In 1951, Camp Westerbork was given its next function: accommodation for some thousands of Moluccans. From generation to generation, Moluccan men served the KNIL (Koninklijk Nederlands Indisch Leger – the Royal Dutch Indian Army). They were loyal to the colonial authority and the queen. They fought on the side of the Netherlands in the Second World War, and against Indonesian nationalists afterwards. When the Republic of Indonesia became independent in 1949, the KNIL was disbanded. However, as a result of the then-occurring independence conflict on the Moluccas, soldiers of Moluccan descent could not be demobilized on Ambon. It was decided that they would move to the Netherlands with their families for temporary housing. More than 12,000 Moluccans departed to the Netherlands.
Upon their arrival in the Netherlands, the Moluccans were told that they were discharged from the army. All they could do was wait until their return. Mainly in the beginning, they stuck to military tradition: marching around in uniform, daily roll-calls and retaining the ranked hierarchy. However, frustration and boredom arrived fast, partly due to the fact that men were not allowed to do paid work. They were at home during the day, helped with raising their family or hung around the canteen. Courses organized by the CAZ (Commissariaat Ambonezenzorg – the Commissionershop for Care of the Ambonese) and illegal odd jobs for farmers in the neighborhood offered some distraction and extra income.
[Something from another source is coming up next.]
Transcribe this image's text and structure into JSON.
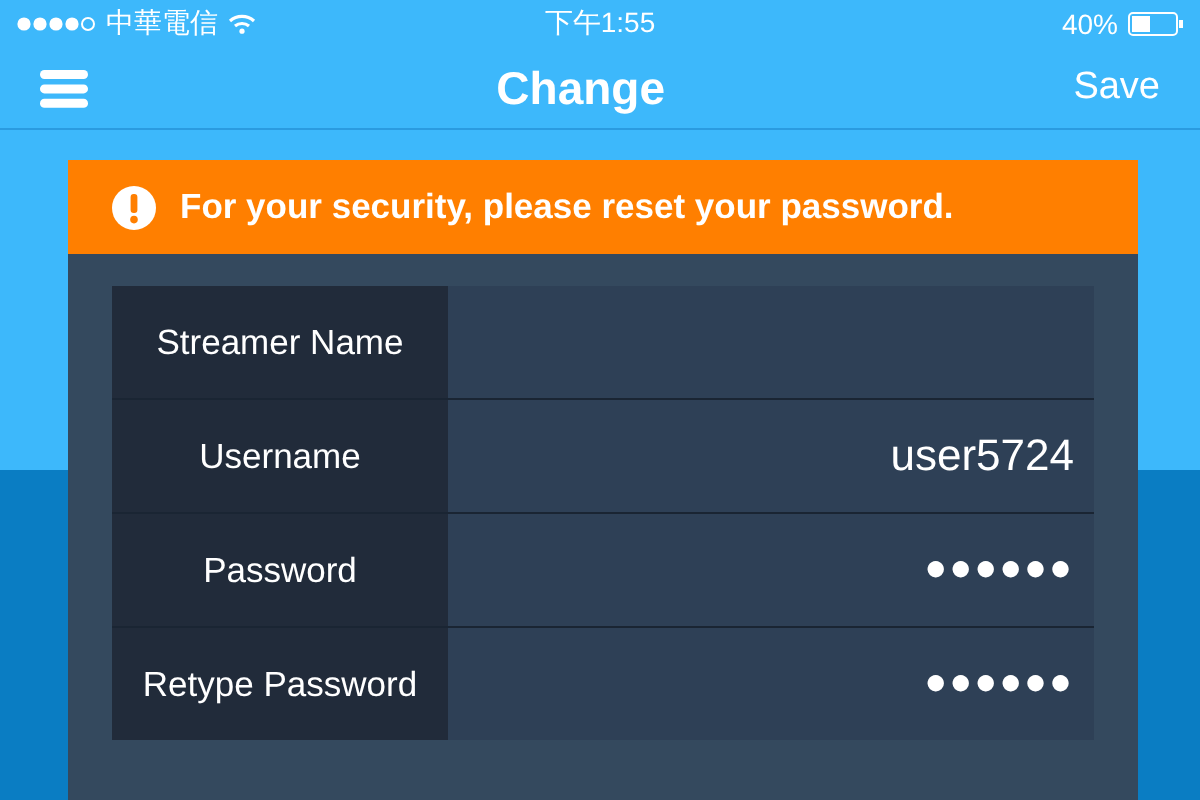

It was only after the introduction of self-care in 1956 that more men secured a fixed job. They were often away from home during the whole day or night.
For children, Woonoord Schattenberg was an ideal and safe environment. Daily life for them consisted of going to school and playing. Primary school was on the terrain itself. For secondary education, children had to go to Beilen or Assen. A Harmani bus took care of transport to schools. The accommodation had numerous playgrounds and, of course, the direct environment held many possibilities for children to enjoy. The games played were a continuation of those played in their country of origin.
Woonoord Schattenberg lay in relative isolation. It was a community that had little contact with the outside world. The Dutch CAZ commissionership took care of them from the cradle to the grave. There was a school, a hospital, a theatre, a cinema and a bath house. Merchants came to offer their goods and some opened a shop in the residential area after self-care was introduced.
Departure and liquidation
Woonoord Schattenberg remained in service for twenty years, until its liquidation in 1971.
As the years went by, people started to move within Schattenberg and outside of it. The fire of 1958, which made 3 barracks go up into flames and made a fourth one unlivable, had drastic results. Many families had to leave the accommodation. It would be the start of a larger exodus.
Liquidation of the accommodation
For the Dutch government, it was clear at that point that a return to the Moluccas was an illusion, and that the Moluccans had to integrate into Dutch society. Although the promise was made that the residents were allowed to remain in Schattenberg – and that new barracks would be added – the government decided to liquidate the accommodation at the end of the 1950s. Despite resistance, the residents had to accept the situation – sometimes paired with the knowledge of the improvements in living conditions and educational possibilities for the children.
In 1964 and the following year, the largest part of the community moved to a special neighborhood built in Assen. The last inhabitants would be removed from the accommodation – under pressure – and move to Bovensmilde. Soon after, the final barracks were destroyed, and there were hardly any traces of Woonoord Schattenberg/Camp Westerbork that remained.